BJAK is looking for an MLOps Engineer to join our team in a fully remote capacity. You will be responsible for fine-tuning state-of-the-art models, designing evaluation frameworks, and bringing AI features into production, ensuring they are safe, trustworthy, and impactful at scale.
What You'll Do
- Run and manage open-source models efficiently, optimizing for cost and reliability
- Ensure high performance and stability across GPU, CPU, and memory resources
- Monitor and troubleshoot model inference to maintain low latency and high throughput
- Collaborate with engineers to implement scalable and reliable model serving solutions
What We're Looking For
- Experience with model serving platforms such as vLLM or HuggingFace TGI
- Proficiency in GPU orchestration using tools like Kubernetes, Ray, Modal, RunPod, LambdaLabs
- Ability to monitor latency, costs, and scale systems efficiently with traffic demands
- Experience setting up inference endpoints for backend engineers
Technical Stack
- vLLM, HuggingFace TGI, Kubernetes, Ray, Modal, RunPod, LambdaLabs
Team & Environment
Flat structure with real ownership.

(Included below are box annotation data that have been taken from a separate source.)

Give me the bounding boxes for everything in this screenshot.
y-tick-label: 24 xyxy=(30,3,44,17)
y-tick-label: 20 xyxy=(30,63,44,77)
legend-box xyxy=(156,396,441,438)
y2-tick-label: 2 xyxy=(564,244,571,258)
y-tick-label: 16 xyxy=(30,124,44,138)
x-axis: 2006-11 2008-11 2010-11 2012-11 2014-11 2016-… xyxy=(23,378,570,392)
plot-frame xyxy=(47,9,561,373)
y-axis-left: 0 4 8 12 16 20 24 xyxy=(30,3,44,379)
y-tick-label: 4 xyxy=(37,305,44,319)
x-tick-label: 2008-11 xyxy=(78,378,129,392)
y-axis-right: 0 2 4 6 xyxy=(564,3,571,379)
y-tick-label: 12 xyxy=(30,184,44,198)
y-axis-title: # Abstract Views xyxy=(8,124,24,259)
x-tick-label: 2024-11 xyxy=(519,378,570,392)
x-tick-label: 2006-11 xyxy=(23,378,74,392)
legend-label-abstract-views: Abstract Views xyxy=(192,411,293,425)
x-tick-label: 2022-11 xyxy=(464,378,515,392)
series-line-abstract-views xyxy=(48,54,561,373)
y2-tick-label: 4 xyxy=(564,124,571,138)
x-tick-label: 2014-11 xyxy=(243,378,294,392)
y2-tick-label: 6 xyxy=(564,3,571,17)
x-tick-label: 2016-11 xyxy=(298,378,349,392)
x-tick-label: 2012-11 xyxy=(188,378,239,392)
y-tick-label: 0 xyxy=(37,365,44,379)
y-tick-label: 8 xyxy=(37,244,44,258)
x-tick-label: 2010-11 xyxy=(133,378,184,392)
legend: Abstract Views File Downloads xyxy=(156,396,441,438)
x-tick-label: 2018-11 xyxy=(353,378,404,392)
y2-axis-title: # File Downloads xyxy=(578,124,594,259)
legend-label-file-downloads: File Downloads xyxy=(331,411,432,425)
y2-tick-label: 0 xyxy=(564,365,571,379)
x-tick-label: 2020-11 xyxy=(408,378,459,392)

You will have full involvement in direction and consensus decision making.
Benefits & Compensation
- Housing rental subsidies
- Quality company cafeteria
- Overtime meals
- Health, dental & vision insurance
- Global travel insurance (for you & your dependents)
- Unlimited, flexible time off
Work Mode
This is a fully remote position with a global work mode.
BJAK is an equal opportunity employer.